[nick]блуждающий[/nick][status]видящие ; нерв | огонёк ; ж | м[/status][icon]https://forumavatars.ru/img/avatars/0016/ce/0e/205-1568545741.png[/icon]
Тлеющий зрачок на конце сигареты выжигает дыру в сутках. Подрагивающие пальцы вминают окурок в чёрное небесное брюхо, как в пепельницу. Колючие звёзды гаснут одна за другой — непрерывная драма смены дня и ночи.
unts — зрительный нерв перегорает от вспышек стробоскопа. unts — окутанные в электронные обертона ноты забиваются в уши, басы щекочут ливер, исходя дрожью от пола, который липнет к подошве подсыхающим, кем-то разлитым пивом. unts — запрокинутая голова открывает беззащитное горло — поздний вечер выкусывает из Блуждающего остатки самосохранения.
Узкая полоска тусклого света просачивается между приоткрытых век. Опалесцирующая луна окрашивает край неба менее тёмным оттенком чёрного.
В раздраженной слизистой скрипит песок. Очередное их, слипшихся век, размыкание, заставляет Блуждающего устало поднять взгляд на взошедшее, теперь уже, солнце — наглое и яркое, как залп фейерверка. Его хорошо видно левым глазом, обзору правого мешает металлический бак, к которому видящий притёрся щекой. Злое светило торчит над многоугольем зданий. Рассвет застаёт его в узкой уличной кишке со стороны служебного входа сомнительного бара или клуба или пробелы-пробелы-пробелы, обложенного пузатыми мусорными мешками и плотным душком перегара. Голова на пробу склоняется к плечу: жилку на виске нервно дёргает, и болевой импульс достигает напитанного этанолсодержащим мозга, занятого удержанием органических жидкостей, коварно подступивших к пределу выносливости организма. Спазмы, поднимающиеся от желудка к глотке, вздёргивают нетрезвую тушу вверх: пальцы впиваются в стену (под ногти забивается кирпичная крошка). Вчерашний ужин ухает вниз. Забивается в трещины асфальта. Расплывается как чернильное пятно в воде — живописно и зловеще. Утро дрожащей с похмелья кистью протягивает початую пачку сигарет: (терпкий дым перебивает зловоние) (в кармане помимо курева — пара бумажных купюр) (в голове — сожаление о годе, в котором не упивался до мёртвого тела).
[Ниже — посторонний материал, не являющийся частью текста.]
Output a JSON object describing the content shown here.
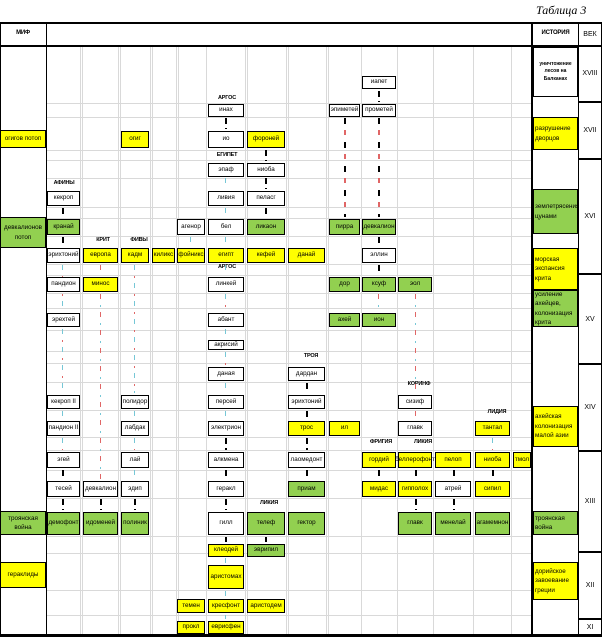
{
  "title": "Таблица 3",
  "header": {
    "myth": "МИФ",
    "history": "ИСТОРИЯ",
    "century": "ВЕК"
  },
  "myth_events": [
    {
      "label": "огигов потоп",
      "fill": "yellow"
    },
    {
      "label": "девкалионов потоп",
      "fill": "green"
    },
    {
      "label": "троянская война",
      "fill": "green"
    },
    {
      "label": "гераклиды",
      "fill": "yellow"
    }
  ],
  "history_events": [
    {
      "label": "уничтожение лесов на Балканах",
      "fill": "white"
    },
    {
      "label": "разрушение дворцов",
      "fill": "yellow"
    },
    {
      "label": "землетрясения цунами",
      "fill": "green"
    },
    {
      "label": "морская экспансия крита",
      "fill": "yellow"
    },
    {
      "label": "усиление ахейцев, колонизация крита",
      "fill": "green"
    },
    {
      "label": "ахейская колонизация малой азии",
      "fill": "yellow"
    },
    {
      "label": "троянская война",
      "fill": "green"
    },
    {
      "label": "дорийское завоевание греции",
      "fill": "yellow"
    }
  ],
  "centuries": [
    "XVIII",
    "XVII",
    "XVI",
    "XV",
    "XIV",
    "XIII",
    "XII",
    "XI"
  ],
  "regions": [
    "АРГОС",
    "ЕГИПЕТ",
    "АФИНЫ",
    "КРИТ",
    "ФИВЫ",
    "АРГОС",
    "ТРОЯ",
    "КОРИНФ",
    "ЛИДИЯ",
    "ФРИГИЯ",
    "ЛИКИЯ",
    "ЛИКИЯ"
  ],
  "persons": [
    {
      "label": "иапет",
      "fill": "white"
    },
    {
      "label": "инах",
      "fill": "white"
    },
    {
      "label": "эпиметей",
      "fill": "white"
    },
    {
      "label": "прометей",
      "fill": "white"
    },
    {
      "label": "огиг",
      "fill": "yellow"
    },
    {
      "label": "ио",
      "fill": "white"
    },
    {
      "label": "фороней",
      "fill": "yellow"
    },
    {
      "label": "эпаф",
      "fill": "white"
    },
    {
      "label": "ниоба",
      "fill": "white"
    },
    {
      "label": "кекроп",
      "fill": "white"
    },
    {
      "label": "ливия",
      "fill": "white"
    },
    {
      "label": "пеласг",
      "fill": "white"
    },
    {
      "label": "кранай",
      "fill": "green"
    },
    {
      "label": "агенор",
      "fill": "white"
    },
    {
      "label": "бел",
      "fill": "white"
    },
    {
      "label": "ликаон",
      "fill": "green"
    },
    {
      "label": "пирра",
      "fill": "green"
    },
    {
      "label": "девкалион",
      "fill": "green"
    },
    {
      "label": "эрихтоний",
      "fill": "white"
    },
    {
      "label": "европа",
      "fill": "yellow"
    },
    {
      "label": "кадм",
      "fill": "yellow"
    },
    {
      "label": "киликс",
      "fill": "yellow"
    },
    {
      "label": "фойникс",
      "fill": "yellow"
    },
    {
      "label": "египт",
      "fill": "yellow"
    },
    {
      "label": "кефей",
      "fill": "yellow"
    },
    {
      "label": "данай",
      "fill": "yellow"
    },
    {
      "label": "эллин",
      "fill": "white"
    },
    {
      "label": "пандион",
      "fill": "white"
    },
    {
      "label": "минос",
      "fill": "yellow"
    },
    {
      "label": "линкей",
      "fill": "white"
    },
    {
      "label": "дор",
      "fill": "green"
    },
    {
      "label": "ксуф",
      "fill": "green"
    },
    {
      "label": "эол",
      "fill": "green"
    },
    {
      "label": "эрехтей",
      "fill": "white"
    },
    {
      "label": "абант",
      "fill": "white"
    },
    {
      "label": "ахей",
      "fill": "green"
    },
    {
      "label": "ион",
      "fill": "green"
    },
    {
      "label": "акрисий",
      "fill": "white"
    },
    {
      "label": "даная",
      "fill": "white"
    },
    {
      "label": "дардан",
      "fill": "white"
    },
    {
      "label": "кекроп II",
      "fill": "white"
    },
    {
      "label": "полидор",
      "fill": "white"
    },
    {
      "label": "персей",
      "fill": "white"
    },
    {
      "label": "эрихтоний",
      "fill": "white"
    },
    {
      "label": "сизиф",
      "fill": "white"
    },
    {
      "label": "пандион II",
      "fill": "white"
    },
    {
      "label": "лабдак",
      "fill": "white"
    },
    {
      "label": "электрион",
      "fill": "white"
    },
    {
      "label": "трос",
      "fill": "yellow"
    },
    {
      "label": "ил",
      "fill": "yellow"
    },
    {
      "label": "главк",
      "fill": "white"
    },
    {
      "label": "тантал",
      "fill": "yellow"
    },
    {
      "label": "эгей",
      "fill": "white"
    },
    {
      "label": "лай",
      "fill": "white"
    },
    {
      "label": "алкмена",
      "fill": "white"
    },
    {
      "label": "лаомедонт",
      "fill": "white"
    },
    {
      "label": "гордий",
      "fill": "yellow"
    },
    {
      "label": "беллерофонт",
      "fill": "yellow"
    },
    {
      "label": "пелоп",
      "fill": "yellow"
    },
    {
      "label": "ниоба",
      "fill": "yellow"
    },
    {
      "label": "тмол",
      "fill": "yellow"
    },
    {
      "label": "тесей",
      "fill": "white"
    },
    {
      "label": "девкалион",
      "fill": "white"
    },
    {
      "label": "эдип",
      "fill": "white"
    },
    {
      "label": "геракл",
      "fill": "white"
    },
    {
      "label": "приам",
      "fill": "green"
    },
    {
      "label": "мидас",
      "fill": "yellow"
    },
    {
      "label": "гипполох",
      "fill": "yellow"
    },
    {
      "label": "атрей",
      "fill": "white"
    },
    {
      "label": "сипил",
      "fill": "yellow"
    },
    {
      "label": "демофонт",
      "fill": "green"
    },
    {
      "label": "идоменей",
      "fill": "green"
    },
    {
      "label": "полиник",
      "fill": "green"
    },
    {
      "label": "гилл",
      "fill": "white"
    },
    {
      "label": "телеф",
      "fill": "green"
    },
    {
      "label": "гектор",
      "fill": "green"
    },
    {
      "label": "главк",
      "fill": "green"
    },
    {
      "label": "менелай",
      "fill": "green"
    },
    {
      "label": "агамемнон",
      "fill": "green"
    },
    {
      "label": "клеодей",
      "fill": "yellow"
    },
    {
      "label": "эврипил",
      "fill": "green"
    },
    {
      "label": "аристомах",
      "fill": "yellow"
    },
    {
      "label": "темен",
      "fill": "yellow"
    },
    {
      "label": "кресфонт",
      "fill": "yellow"
    },
    {
      "label": "аристодем",
      "fill": "yellow"
    },
    {
      "label": "прокл",
      "fill": "yellow"
    },
    {
      "label": "еврисфен",
      "fill": "yellow"
    }
  ],
  "colors": {
    "yellow": "#ffff00",
    "green": "#92d050",
    "grid": "#d9d9d9",
    "dash_red": "#e06666",
    "dash_cyan": "#76c7d6"
  }
}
Наружность вымерла. Наполовину. Плащи и джинсовки трутся о несвежие тела, лица — смятый газетный ком, обрамлённый одуванчиковым пушком волос — ночной угар оседает на старых кедах, вызывающих пластиковых ботфортах и танкетках, в которых щеголяют «белые воротнички» в попытке вписаться в богемную жизнь города. Не мегаполиса, но точно ушедшего далеко вперёд Расчёсок. Пока ещё (или уже) закрытые витрины бутиков, заведения с рекламными растяжками (примитивными в сравнении с настенной живописью Дома), клубы, выплёвывающие из своего чрева тусовщиков, зевающих во всю пасть, подсказывают Блуждающему, что идти до остановки дьявольски долго. Если повезёт, автобус довезёт до глуши, где догнивает нежно любимая "школа интернат".
до-мой.
Очень хочется успеть на первый урок, слушать Сказочника, подперев ладонью щёку, и спать с открытыми глазами. Это мероприятие казалось бы выполнимым, если бы не пришлось практически волочь на себе её — Шило. Ему всего-то надо было пройти мимо девицы, притулившейся к стене соседнего с клубом здания, не заметить алебастровой бледноты и выступающих на висках бисерин пота. Детка Молоха выглядела хуже, чем чувствовал себя Блуждающий. Недобитый зародыш жалости тяжко заворочался в пустом желудке. Снисходительная форма сострадания заставляет злиться на самого себя, и видящий предпочитает не копать глубоко причину по которой решается отконвоировать беглую воспитанницу в Дом. Та, в благодарность, старательно дышит перегаром. И берёт на себя труд вяло передвигать пухлыми ножками, беспомощно повиснув частью тела на плечах серодомовца. Шило — рубенсовская мечта. Шило — блуждающий кошмар, средоточие косых взглядов прохожих, одышки видящего и бесконечных "перекуров", которые приходится устраивать каждые десять минут (спасибо астеническому телосложению).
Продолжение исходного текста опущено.